Joshua Tree to Palm Springs
Even though we completed our journey and made it to the Mojave, we decided to make our final destination Palm Springs since we were ahead of schedule and the Z hadn't missed a beat. And Joshua Tree was right there. We pulled into our hotel room at Twenty Nine Palms and spent the evening wondering if we were still on planet Earth. I could spend a lifetime in this desert wilderness, but like everywhere else on this trip, we had but a few hours to walk around. It was a sci-fi movie come to life. Millennial tourists like us swarmed the trails. You must leave the main trails in Joshua Tree for a truly silent experience.
Palm Springs to Fresno
I liked Palm Springs. Like many things along this trip, it was so different from the black skies and trash we had left up North. I felt good as a traveler in this town. It was beautiful and I took it for what it was in the few hours we had to explore. We left Palm Springs and it was all about getting home at this point. The car had a long way to go. In my head I have a distant image of the Los Angeles skyline amongst hills and a purple sunset. Because of time and the fact that we made it to where we wanted to go, any more sightseeing was put on hold.
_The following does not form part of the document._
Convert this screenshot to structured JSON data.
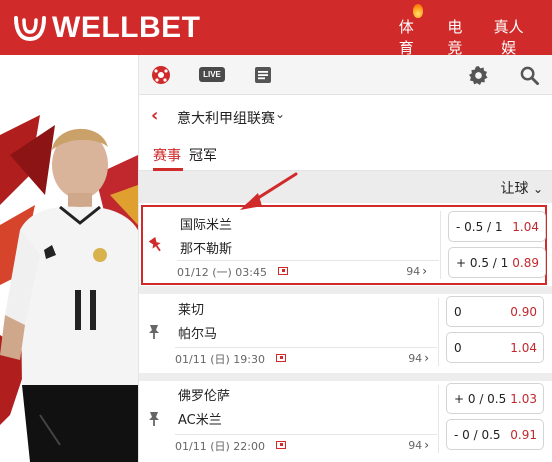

Fresno to Ashland to Portland
I forgot everything about this part of the trip. Only when we got to Mt Shasta in Northern California do I remember seeing much of anything. Central California I-5 reminded me a lot of the Willamette Valley. Mostly grass seed farms as far as the eye could see. It was like a 28th-century planet where every piece of ground was terraformed into flat nothing. What is our obsession with grass as humans? Why do we want to cover the earth in grass? I guess I love the desert so much because we can't do much with sand.
Why is the return always depressing? Why is it always raining at home after a vacation? With every passing mile marker, the sky grew darker and darker. Ten minutes past Eugene, the downpour started. Nothing is worth talking about from here on out.